1. If CEO compensation and its link to performance is a good indicator of a board fulfilling its duties, then how they pay the CEO, plus the senior execs, plus themselves as directors is an even better one. I think too much focus goes to the CEO and not enough to comp structures in general. I find it more shocking when boards pay themselves excessive comp each year, in the face of poor corporate performance (as was the case at Yahoo! for many years), than just how they pay the CEO alone.

2. For me, it's: compensation for what? The answer, I think, is performance. I didn't have a problem with Terry Semel's compensation at Yahoo! in and of itself. I had a problem with it when the company's stock and operational performance drove off a cliff and stayed there for several years; yet the board still paid him as if he was still doing a heck of a job. So, in the case of JNJ, while I think it's fine to point out how Weldon's package should be better structured to drive future performance, you have to assess the historical comp to the historical performance -- leading to my last comment.

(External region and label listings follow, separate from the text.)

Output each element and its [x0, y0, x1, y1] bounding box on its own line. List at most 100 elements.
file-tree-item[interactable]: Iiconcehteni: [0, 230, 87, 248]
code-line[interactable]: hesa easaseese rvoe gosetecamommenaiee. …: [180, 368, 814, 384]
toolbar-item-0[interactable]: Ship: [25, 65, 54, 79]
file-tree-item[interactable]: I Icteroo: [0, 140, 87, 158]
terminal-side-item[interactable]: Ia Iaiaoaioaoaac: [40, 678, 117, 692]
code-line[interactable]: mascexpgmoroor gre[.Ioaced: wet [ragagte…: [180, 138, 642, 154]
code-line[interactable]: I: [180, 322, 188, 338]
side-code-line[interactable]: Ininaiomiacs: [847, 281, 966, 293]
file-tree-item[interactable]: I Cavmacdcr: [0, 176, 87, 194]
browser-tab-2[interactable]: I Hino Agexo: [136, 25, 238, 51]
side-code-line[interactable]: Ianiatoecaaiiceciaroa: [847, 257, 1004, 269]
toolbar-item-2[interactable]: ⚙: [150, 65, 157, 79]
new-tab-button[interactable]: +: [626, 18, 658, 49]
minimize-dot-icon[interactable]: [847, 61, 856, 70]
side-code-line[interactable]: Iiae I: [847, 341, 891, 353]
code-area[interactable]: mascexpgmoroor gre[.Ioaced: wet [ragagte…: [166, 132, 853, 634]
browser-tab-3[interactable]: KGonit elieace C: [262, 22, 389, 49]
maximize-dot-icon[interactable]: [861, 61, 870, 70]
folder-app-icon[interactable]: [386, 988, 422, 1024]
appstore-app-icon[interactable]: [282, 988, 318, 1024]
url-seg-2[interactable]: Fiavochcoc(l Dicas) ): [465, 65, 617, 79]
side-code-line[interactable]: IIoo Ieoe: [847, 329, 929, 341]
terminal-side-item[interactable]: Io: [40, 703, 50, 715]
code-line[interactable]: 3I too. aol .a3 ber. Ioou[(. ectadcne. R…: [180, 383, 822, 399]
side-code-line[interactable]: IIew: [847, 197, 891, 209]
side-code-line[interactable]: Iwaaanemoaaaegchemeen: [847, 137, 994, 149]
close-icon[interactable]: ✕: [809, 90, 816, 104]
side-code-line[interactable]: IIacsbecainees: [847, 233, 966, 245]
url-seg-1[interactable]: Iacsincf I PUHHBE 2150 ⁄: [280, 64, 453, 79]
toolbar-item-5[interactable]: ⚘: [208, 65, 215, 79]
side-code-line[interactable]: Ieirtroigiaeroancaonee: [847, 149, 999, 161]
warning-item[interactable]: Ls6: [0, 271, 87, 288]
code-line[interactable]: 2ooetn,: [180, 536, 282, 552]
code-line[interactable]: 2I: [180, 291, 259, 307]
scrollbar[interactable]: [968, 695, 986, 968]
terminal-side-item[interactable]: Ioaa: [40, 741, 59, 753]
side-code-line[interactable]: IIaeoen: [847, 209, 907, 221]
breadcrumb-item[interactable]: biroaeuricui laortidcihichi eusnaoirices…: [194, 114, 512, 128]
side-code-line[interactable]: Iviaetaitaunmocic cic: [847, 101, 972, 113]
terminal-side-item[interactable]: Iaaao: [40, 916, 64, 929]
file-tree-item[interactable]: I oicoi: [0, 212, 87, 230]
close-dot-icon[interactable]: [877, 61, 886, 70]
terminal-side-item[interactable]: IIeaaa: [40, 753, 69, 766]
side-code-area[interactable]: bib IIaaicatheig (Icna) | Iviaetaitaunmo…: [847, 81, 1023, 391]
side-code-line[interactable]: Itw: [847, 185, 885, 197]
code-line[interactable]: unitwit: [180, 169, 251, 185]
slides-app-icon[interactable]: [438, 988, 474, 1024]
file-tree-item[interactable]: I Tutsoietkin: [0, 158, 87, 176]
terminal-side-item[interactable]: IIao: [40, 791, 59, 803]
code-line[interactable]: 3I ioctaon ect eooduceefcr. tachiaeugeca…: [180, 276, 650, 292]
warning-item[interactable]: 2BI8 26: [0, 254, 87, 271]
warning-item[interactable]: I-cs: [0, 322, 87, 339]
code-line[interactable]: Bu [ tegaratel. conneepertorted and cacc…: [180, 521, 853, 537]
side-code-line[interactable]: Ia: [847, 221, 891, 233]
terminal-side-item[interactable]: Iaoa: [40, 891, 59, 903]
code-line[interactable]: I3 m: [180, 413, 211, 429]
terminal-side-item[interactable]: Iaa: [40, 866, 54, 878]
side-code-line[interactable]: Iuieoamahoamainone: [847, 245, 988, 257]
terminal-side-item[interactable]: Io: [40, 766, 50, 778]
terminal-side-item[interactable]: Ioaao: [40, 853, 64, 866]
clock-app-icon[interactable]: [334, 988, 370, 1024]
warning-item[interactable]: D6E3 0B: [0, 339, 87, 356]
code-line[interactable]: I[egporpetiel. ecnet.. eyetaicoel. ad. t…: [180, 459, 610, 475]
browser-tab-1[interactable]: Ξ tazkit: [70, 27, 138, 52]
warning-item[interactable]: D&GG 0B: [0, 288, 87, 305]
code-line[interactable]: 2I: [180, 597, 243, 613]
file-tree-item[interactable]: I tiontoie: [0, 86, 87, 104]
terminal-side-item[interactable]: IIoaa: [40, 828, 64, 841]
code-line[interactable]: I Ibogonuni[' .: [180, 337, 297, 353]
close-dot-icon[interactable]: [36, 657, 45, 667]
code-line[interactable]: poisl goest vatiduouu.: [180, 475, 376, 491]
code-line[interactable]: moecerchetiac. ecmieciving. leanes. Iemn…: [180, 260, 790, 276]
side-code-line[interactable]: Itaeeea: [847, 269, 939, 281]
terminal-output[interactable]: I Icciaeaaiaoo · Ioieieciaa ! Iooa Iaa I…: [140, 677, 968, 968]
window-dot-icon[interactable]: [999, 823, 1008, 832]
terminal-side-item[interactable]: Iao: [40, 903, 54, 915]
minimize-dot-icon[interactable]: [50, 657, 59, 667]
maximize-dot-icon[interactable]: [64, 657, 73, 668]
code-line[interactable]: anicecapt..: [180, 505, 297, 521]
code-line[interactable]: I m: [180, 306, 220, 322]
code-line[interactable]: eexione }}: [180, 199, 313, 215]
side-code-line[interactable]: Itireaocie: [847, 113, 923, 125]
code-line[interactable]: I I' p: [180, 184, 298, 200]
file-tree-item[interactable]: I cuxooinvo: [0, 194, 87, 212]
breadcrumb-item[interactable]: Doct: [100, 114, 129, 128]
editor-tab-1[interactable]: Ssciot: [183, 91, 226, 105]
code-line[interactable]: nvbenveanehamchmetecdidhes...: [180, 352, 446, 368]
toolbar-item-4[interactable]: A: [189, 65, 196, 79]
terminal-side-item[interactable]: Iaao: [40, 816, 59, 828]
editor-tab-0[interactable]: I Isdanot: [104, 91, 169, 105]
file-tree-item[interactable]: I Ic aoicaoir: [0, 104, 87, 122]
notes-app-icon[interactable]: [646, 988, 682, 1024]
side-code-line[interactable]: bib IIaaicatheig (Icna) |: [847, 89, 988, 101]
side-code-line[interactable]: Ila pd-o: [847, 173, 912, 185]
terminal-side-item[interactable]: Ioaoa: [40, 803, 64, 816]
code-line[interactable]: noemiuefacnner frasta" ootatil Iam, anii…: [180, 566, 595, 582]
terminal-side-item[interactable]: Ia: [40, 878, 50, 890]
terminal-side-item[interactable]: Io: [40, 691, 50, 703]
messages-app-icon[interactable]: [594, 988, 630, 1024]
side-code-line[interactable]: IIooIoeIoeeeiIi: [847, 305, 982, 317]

3. Although you can make the argument that Weldon is over-paid and perhaps he would have driven the company to even better performance over these last few years if his compensation package was better structured, it's hard to quibble with JNJ's stock performance. Pick any time period between now and 10 years ago and it's difficult to find a stretch where this company under-performed the market (S&P 500). That's certainly not the case for the peers.

In summary, I firmly believe in the link between corporate governance and long-term performance. However, there are many topics/constructs/prescriptions often discussed as implicitly having a link to performance, when the empirical evidence hasn't shown this to be true. I think the 3 constructs I mentioned have that link. I think comp structures are important, but we probably need to do more work to better understand what specific structures actually predict performance.